I’m not a remotely religious person, in fact I’d go as far to say that I am a practising atheist, but I do find churches special and interesting places. The architecture, the times they’ve lived through, the graveyards and the history attached to them all combine to make them buildings I’m always happy to while away some time investigating their features and enjoying the surroundings.

It was my first visit to St George church. Having just Googled the link for the Marsh churches’ trust I’m encouraged to visit a few more before I push off back to Turkey.

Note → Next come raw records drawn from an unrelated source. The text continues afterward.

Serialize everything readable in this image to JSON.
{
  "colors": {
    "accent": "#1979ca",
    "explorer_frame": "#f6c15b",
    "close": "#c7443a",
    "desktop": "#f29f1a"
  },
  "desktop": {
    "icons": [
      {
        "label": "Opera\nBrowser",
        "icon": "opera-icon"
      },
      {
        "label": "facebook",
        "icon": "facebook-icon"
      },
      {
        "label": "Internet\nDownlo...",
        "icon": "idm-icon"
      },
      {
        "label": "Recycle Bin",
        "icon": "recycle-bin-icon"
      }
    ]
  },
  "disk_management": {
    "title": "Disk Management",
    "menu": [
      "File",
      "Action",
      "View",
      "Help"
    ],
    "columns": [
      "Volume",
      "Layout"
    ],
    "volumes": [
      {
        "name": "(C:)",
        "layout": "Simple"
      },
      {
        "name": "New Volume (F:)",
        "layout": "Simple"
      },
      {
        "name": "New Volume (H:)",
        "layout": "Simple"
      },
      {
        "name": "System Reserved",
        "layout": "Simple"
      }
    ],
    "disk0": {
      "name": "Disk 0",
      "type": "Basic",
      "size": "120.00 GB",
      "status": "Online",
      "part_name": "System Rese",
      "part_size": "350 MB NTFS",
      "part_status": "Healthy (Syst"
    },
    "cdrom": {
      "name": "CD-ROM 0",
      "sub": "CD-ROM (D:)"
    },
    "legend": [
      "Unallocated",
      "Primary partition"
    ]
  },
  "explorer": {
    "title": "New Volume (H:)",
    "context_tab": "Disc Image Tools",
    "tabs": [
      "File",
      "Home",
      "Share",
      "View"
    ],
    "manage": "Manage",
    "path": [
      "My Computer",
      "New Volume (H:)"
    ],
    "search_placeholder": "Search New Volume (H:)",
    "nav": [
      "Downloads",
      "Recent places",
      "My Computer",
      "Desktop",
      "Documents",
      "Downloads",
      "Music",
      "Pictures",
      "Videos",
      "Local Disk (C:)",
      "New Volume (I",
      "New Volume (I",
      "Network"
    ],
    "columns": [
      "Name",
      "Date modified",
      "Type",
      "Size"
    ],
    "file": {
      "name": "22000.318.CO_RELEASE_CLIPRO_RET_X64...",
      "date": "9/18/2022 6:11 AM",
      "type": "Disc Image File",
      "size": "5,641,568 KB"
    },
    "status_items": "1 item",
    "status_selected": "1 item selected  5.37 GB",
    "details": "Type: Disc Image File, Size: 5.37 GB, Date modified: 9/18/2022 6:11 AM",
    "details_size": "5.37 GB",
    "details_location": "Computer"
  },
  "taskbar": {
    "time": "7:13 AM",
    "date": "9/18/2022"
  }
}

Again, rather serendipitously, one of Dymchurch’s oldest living sons (He’s in his nineties and still gets about courtesy of his mobility scooter.) dropped by the other day to let me know that the Dymchurch Heritage Group had their meeting and reference room open for a couple of hours. I went along to discover an Aladdin’s cave of fantastic material related to Dymchurch history. I couldn’t help seeing future Booker & Cash stories everywhere. Again, I became quite excited with possibilities. The custodians on duty were fantastically helpful and generous with offers of access to their material.

So, yes, I might not be writing but simply being back in Booker & Cash country could prove to be worth it to me the writer as well as me the human being.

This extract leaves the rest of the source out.